We had recently some problems at our experiment which I would like to share
with the community. This affects however only experiments which have a slow
control front-end in multi-threaded mode.
The problem is related with the fact that the midas API is not thread safe, so
a device driver or bus driver from the slow control system may not call any ODB
function. We found several drivers (mainly psi_separator.c, psi_beamline.c etc)
which use inside read/write function the midas PAI function cm_msg() to report
any error. While this is ok for the init section (which is executed in the main
frontend thread) this is not ok for the read/write function inside the driver.
If this is done anyhow, it can happen that the main thread locks the ODB (via
db_lock_database()) and the thread interrupts that call and locks the ODB
again. In rare cases this can cause a stale lock on the ODB. This blocks all
other programs to access the ODB and the experiment will die loudly. It is hard
to identify, since error messages cannot be produced any more, and remote
programs (not affected by the lock) just show a rpc timeout.
I fixed all drivers now in our experiment which solved the problem for us, but
I urge other people to double check their device drivers as well.
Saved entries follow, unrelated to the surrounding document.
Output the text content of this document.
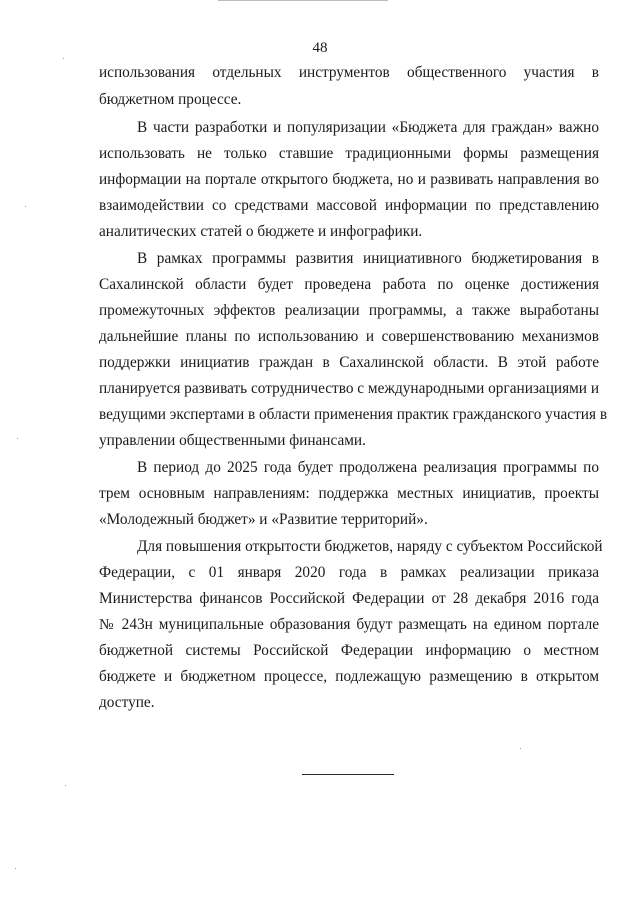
48
использования отдельных инструментов общественного участия в
бюджетном процессе.
В части разработки и популяризации «Бюджета для граждан» важно
использовать не только ставшие традиционными формы размещения
информации на портале открытого бюджета, но и развивать направления во
взаимодействии со средствами массовой информации по представлению
аналитических статей о бюджете и инфографики.
В рамках программы развития инициативного бюджетирования в
Сахалинской области будет проведена работа по оценке достижения
промежуточных эффектов реализации программы, а также выработаны
дальнейшие планы по использованию и совершенствованию механизмов
поддержки инициатив граждан в Сахалинской области. В этой работе
планируется развивать сотрудничество с международными организациями и
ведущими экспертами в области применения практик гражданского участия в
управлении общественными финансами.
В период до 2025 года будет продолжена реализация программы по
трем основным направлениям: поддержка местных инициатив, проекты
«Молодежный бюджет» и «Развитие территорий».
Для повышения открытости бюджетов, наряду с субъектом Российской
Федерации, с 01 января 2020 года в рамках реализации приказа
Министерства финансов Российской Федерации от 28 декабря 2016 года
№ 243н муниципальные образования будут размещать на едином портале
бюджетной системы Российской Федерации информацию о местном
бюджете и бюджетном процессе, подлежащую размещению в открытом
доступе.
In case of problems, there is a thread ID check in
db_lock_database()/db_unlock_database() which can be activated by supplying
-DCHECK_THREAD_ID
in the compile command line. If then these functions are called from different
threads, the program aborts with an assertion failure, which can then be
debugged.
There is also a stack history system implemented with new functions
ss_stack_xxxx. Using this system, one can check which functions called
db_lock_database() *before* an error occurs. Using this system, I identified
the malicious drivers. Maybe this system can also be used in other error
debugging scenarios. |